Ways and Means Chairman Richard Neal, the Massachusetts Democrat responsible for the deal's fate in the House, said negotiations will continue as long as there is more to be done to address his party's concerns.

``The premature submission of a draft statement of administrative action has no impact on that outstanding work or the timeline moving forward,” Neal said in a statement.

Other Ways and Means Democrats on the trade subcommittee were less generous toward the administration's action on Thursday. Don Beyer of Virginia called the move a ``counterproductive action'' that threatens to ``upend a collaborative process on USMCA.''

“I want to be clear -- this casts a cloud over the process,” said Representative Earl Blumenauer of Oregon, chairman of the trade subcommittee, in a statement.

Trade Deal

The U.S., Canada and Mexico signed the new trade deal in November after a year of negotiations. The Trump administration notified Congress at the end of January that it would need to modify several U.S. laws to make good on proposed changes on auto-content rules and other issues in the agreement.
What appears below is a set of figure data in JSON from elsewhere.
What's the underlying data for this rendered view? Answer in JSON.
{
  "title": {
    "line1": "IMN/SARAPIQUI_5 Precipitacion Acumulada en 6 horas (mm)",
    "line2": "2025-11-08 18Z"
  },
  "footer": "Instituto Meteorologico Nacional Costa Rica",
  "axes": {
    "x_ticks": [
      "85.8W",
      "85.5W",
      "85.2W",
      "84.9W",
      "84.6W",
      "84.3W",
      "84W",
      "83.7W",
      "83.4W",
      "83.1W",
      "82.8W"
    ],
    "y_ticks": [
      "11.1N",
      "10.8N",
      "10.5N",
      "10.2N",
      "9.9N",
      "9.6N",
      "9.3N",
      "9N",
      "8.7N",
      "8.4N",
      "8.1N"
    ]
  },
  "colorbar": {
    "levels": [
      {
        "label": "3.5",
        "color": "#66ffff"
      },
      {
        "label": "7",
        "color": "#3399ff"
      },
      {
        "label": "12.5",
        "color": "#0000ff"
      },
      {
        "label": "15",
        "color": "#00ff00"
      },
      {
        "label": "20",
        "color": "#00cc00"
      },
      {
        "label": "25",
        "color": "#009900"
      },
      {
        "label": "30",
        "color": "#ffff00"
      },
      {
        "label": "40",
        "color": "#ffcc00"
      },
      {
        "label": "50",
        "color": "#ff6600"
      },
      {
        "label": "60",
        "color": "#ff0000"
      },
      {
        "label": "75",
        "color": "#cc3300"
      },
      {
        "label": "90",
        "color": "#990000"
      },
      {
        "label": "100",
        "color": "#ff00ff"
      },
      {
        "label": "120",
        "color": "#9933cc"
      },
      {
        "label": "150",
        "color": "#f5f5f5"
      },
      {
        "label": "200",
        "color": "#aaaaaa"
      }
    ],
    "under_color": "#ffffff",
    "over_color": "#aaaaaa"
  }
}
The notice presented Thursday by the White House to Congress outlines U.S. legal obligations that are required by the USMCA.
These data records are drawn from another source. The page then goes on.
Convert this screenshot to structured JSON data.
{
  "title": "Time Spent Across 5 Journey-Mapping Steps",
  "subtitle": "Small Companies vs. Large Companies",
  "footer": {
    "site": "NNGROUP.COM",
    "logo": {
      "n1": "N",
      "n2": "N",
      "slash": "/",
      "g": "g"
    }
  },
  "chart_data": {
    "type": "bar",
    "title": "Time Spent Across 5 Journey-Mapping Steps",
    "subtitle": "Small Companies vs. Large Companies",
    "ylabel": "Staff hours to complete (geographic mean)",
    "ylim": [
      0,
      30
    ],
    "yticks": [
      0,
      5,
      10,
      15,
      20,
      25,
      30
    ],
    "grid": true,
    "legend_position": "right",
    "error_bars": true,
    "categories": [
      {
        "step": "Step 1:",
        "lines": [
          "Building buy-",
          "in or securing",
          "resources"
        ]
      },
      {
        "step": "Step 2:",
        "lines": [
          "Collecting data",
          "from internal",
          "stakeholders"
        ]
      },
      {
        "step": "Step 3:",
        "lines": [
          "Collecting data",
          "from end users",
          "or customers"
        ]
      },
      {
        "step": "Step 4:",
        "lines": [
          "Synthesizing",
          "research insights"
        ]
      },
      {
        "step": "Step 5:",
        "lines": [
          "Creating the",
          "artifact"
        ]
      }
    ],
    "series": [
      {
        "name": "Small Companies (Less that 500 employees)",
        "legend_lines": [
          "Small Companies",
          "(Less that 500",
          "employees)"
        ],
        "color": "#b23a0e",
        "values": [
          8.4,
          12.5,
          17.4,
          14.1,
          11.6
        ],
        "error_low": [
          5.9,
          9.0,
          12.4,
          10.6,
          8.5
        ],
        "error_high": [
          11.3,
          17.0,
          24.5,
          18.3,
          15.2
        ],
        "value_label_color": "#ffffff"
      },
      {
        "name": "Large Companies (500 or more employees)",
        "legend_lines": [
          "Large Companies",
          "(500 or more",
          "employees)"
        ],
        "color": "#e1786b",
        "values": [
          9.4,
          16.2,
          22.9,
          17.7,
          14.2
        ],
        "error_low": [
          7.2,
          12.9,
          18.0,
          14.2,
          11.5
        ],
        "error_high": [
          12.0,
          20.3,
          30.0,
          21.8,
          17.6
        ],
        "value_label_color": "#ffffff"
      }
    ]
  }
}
Trump is pursuing approval of the deal under so-called fast-track authority, which enables him to seek a straight yes-or-no vote in exchange for clearing certain procedural hurdles.

House Democrats have raised a number of areas where they would like to see changes, including provisions governing labor, the environment and pharmaceuticals. In a step viewed as positive, Pelosi this month created working groups to negotiate with the administration.
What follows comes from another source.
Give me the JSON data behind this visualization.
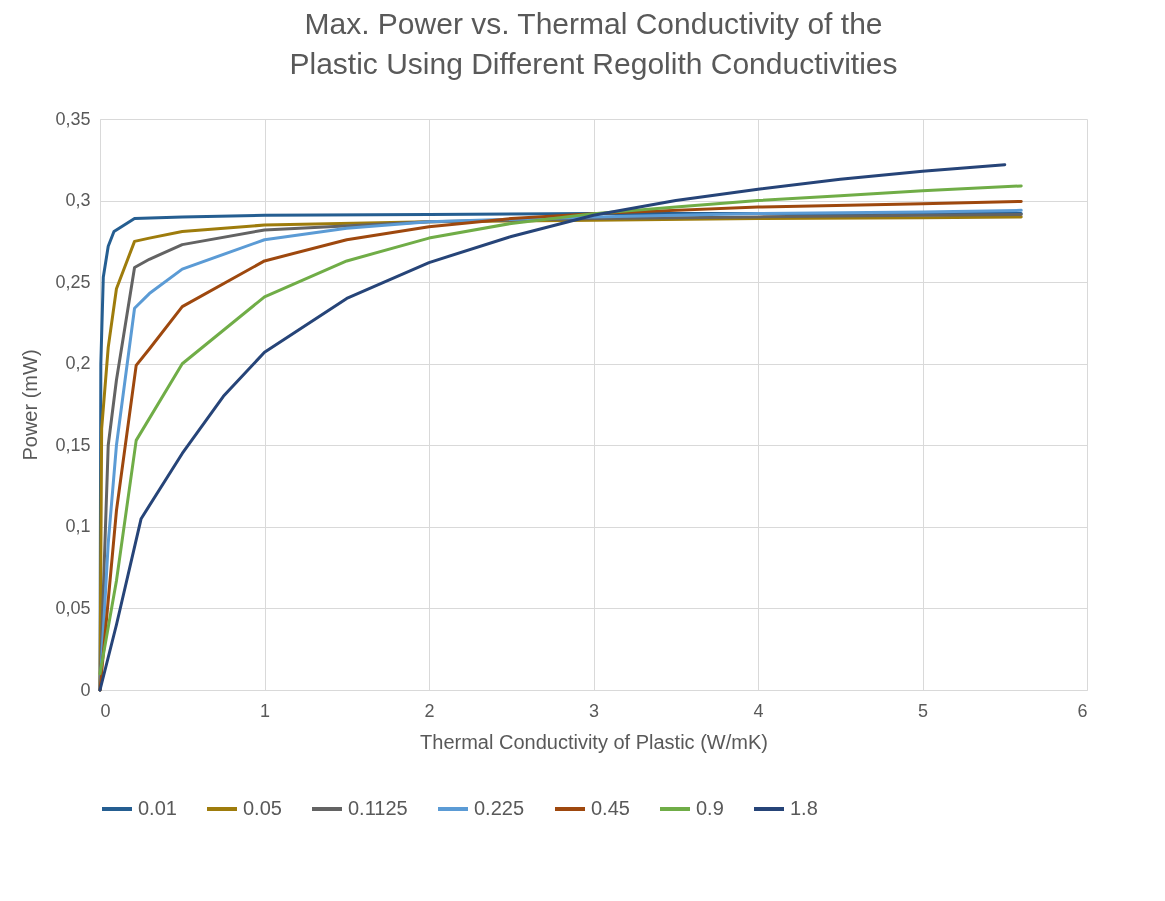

The removal of U.S. steel and aluminum tariffs on Canada and Mexico this month also cleared a hurdle for lawmakers of both parties.

In 2008, President George W. Bush tried to force Pelosi to schedule a vote on the U.S.-Colombia free trade agreement by sending the deal to the House without her permission. Pelosi engineered a change in House rules to prevent a fast-track vote and stall the agreement for years.

Dwight Evans, a Pennsylvania Democrat on the Ways and Means Committee, said he believes Congress will eventually resolve its differences and pass the agreement. Still, he warned against rushing the timeline of a process that Pelosi controls and has used as a negotiating tool in the past.

“You are not going to jam Nancy Pelosi,” Evans said.